The amended Regulations authorise the competent authority to impose an administrative penalty or any other measure as deemed appropriate upon (M)FHCs when their conduct results in an infringement of their obligations as prescribed under the Act, any S.Ls issued thereunder and the Rulebook.

  • S.L. 370.46 (repealed S.L. 371.15) | Supervisory Consolidation Regulations (CRDV)

These Regulations have been introduced in response to the IFRD legislative Package coming into force last June 2021. Whereas under the previous regime the (now repealed) Regulations used to regulate both investment firms and credit institutions, the newly introduced Regulations, serving the benefit of all parties concerned, place the focus solely on investment firms and their consolidating supervision. To that end, the said Regulations specify the instances where the MFSA, in its capacity as competent authority, may also act as the consolidating supervisor.

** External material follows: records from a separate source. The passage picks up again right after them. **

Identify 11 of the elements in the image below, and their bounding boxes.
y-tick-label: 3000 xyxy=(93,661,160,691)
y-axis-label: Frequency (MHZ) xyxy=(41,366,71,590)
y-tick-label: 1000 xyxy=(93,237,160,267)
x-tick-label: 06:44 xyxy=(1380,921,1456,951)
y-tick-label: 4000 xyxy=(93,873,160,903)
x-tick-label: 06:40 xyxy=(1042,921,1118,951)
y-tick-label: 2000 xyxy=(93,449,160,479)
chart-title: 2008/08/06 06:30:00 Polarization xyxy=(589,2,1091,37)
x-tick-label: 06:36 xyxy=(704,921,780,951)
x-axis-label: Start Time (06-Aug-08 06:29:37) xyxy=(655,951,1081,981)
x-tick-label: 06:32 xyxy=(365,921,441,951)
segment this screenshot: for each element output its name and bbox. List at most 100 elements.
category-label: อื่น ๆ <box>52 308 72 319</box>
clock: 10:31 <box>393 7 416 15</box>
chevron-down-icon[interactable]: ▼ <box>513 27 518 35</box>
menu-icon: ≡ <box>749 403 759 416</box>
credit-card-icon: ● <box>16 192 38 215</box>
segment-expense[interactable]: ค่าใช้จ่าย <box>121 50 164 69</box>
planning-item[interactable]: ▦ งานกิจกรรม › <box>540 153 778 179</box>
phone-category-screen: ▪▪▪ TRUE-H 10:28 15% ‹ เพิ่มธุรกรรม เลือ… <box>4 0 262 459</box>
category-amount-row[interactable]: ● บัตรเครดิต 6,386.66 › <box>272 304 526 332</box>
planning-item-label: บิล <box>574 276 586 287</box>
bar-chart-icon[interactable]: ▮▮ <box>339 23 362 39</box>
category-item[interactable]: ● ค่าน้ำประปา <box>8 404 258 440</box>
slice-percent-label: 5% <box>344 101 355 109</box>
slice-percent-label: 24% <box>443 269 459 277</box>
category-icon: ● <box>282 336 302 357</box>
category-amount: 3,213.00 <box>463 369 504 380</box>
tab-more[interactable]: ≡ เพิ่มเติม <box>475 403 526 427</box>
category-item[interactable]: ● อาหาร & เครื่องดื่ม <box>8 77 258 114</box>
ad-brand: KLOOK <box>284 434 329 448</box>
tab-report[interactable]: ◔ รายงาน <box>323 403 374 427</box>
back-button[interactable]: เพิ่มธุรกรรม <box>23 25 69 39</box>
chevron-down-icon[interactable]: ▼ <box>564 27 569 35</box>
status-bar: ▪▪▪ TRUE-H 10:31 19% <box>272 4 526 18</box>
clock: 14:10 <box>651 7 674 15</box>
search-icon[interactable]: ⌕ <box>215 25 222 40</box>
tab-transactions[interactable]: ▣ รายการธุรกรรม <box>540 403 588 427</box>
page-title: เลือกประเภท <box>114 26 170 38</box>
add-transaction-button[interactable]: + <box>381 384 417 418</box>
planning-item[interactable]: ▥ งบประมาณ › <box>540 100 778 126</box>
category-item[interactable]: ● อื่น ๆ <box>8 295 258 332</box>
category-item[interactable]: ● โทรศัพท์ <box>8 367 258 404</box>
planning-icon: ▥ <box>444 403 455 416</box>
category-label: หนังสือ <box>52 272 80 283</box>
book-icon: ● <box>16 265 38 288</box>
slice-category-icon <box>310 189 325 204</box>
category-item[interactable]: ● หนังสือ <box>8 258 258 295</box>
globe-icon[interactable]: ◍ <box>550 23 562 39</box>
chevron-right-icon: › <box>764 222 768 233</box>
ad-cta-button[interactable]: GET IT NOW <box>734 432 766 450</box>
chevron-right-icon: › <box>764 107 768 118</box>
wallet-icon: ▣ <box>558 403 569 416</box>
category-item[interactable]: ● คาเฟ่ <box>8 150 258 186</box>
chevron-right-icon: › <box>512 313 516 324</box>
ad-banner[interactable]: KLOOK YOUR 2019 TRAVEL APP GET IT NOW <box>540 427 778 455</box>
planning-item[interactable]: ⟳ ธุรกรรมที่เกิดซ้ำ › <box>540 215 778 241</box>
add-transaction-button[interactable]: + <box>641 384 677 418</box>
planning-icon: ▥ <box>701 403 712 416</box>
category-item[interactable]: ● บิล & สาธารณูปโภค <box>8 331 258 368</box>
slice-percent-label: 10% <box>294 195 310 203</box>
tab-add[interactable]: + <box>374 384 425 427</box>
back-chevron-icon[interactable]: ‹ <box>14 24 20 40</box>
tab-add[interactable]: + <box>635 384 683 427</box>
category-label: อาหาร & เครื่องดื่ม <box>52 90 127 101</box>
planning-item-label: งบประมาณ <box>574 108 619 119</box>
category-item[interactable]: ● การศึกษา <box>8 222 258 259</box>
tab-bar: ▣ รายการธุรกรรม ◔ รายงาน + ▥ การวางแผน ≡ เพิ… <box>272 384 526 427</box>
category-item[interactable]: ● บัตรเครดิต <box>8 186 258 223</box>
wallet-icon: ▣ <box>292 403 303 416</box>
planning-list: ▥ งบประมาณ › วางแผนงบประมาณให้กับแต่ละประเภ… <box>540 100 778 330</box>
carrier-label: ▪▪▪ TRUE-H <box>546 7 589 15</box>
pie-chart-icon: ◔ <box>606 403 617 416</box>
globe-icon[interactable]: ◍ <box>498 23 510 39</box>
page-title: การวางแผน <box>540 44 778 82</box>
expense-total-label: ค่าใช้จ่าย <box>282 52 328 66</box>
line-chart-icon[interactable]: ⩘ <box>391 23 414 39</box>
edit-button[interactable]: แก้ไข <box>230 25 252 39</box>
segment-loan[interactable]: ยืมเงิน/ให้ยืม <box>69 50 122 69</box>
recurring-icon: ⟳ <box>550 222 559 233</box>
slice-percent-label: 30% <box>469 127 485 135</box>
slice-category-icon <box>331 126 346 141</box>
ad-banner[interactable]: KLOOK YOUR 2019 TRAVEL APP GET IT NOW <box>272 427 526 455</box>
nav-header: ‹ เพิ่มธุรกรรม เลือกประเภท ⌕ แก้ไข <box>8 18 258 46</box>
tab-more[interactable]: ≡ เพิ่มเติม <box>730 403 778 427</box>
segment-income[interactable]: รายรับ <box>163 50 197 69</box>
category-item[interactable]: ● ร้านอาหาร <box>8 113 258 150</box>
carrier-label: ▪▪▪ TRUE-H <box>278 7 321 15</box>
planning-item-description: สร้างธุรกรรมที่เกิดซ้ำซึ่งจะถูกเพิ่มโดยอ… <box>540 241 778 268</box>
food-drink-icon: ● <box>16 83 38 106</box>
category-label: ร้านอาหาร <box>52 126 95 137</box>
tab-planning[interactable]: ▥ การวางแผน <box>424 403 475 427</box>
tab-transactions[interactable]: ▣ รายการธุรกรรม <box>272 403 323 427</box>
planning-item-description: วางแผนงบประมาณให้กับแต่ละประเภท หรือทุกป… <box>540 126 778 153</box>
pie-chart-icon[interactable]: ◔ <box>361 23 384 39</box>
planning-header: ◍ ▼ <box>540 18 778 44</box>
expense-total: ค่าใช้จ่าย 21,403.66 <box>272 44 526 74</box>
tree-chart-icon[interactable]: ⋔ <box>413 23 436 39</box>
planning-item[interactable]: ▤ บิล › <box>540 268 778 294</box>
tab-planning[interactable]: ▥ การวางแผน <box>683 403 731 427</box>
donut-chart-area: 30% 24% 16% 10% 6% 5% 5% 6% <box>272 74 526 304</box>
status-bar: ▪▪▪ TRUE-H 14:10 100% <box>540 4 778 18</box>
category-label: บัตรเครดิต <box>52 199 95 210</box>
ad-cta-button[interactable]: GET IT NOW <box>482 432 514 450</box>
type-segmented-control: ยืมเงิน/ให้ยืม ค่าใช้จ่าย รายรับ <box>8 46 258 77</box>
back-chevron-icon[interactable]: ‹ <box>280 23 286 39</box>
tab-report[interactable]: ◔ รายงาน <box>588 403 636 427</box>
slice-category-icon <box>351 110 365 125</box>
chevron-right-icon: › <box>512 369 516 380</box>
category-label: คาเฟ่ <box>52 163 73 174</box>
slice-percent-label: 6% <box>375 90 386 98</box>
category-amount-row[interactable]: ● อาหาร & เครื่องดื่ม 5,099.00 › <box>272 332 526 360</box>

Amendments to the Rulebook

The enactment of the CRDV brought substantive changes upon the previous regime, that of CRDVI. 14 Articles of CRDVI, which were previously transposed in the Rulebook, had been amended, whilst 3 new Articles had been introduced by virtue of CRDV. As a result, the transposition of the CRDV effected numerous changes to the Authority’s Rulebook, with several Rules being revised to reflect the precepts of the CRDV).

The amendments introduced in the Rulebook relate, inter alia, to (i) firms’ obligations to maintain capital buffers as applicable along with exemptions thereto; (ii) restrictions on distributions; (iii) firms’ internal capital adequacy assessment process; (iv) procedures as regards Global and Other Systematically important institutions (‘G-SIIs’ and ‘O-SIIs’).

Deloitte Malta will be closely monitoring developments in the furtherance and transposition of the CRDV.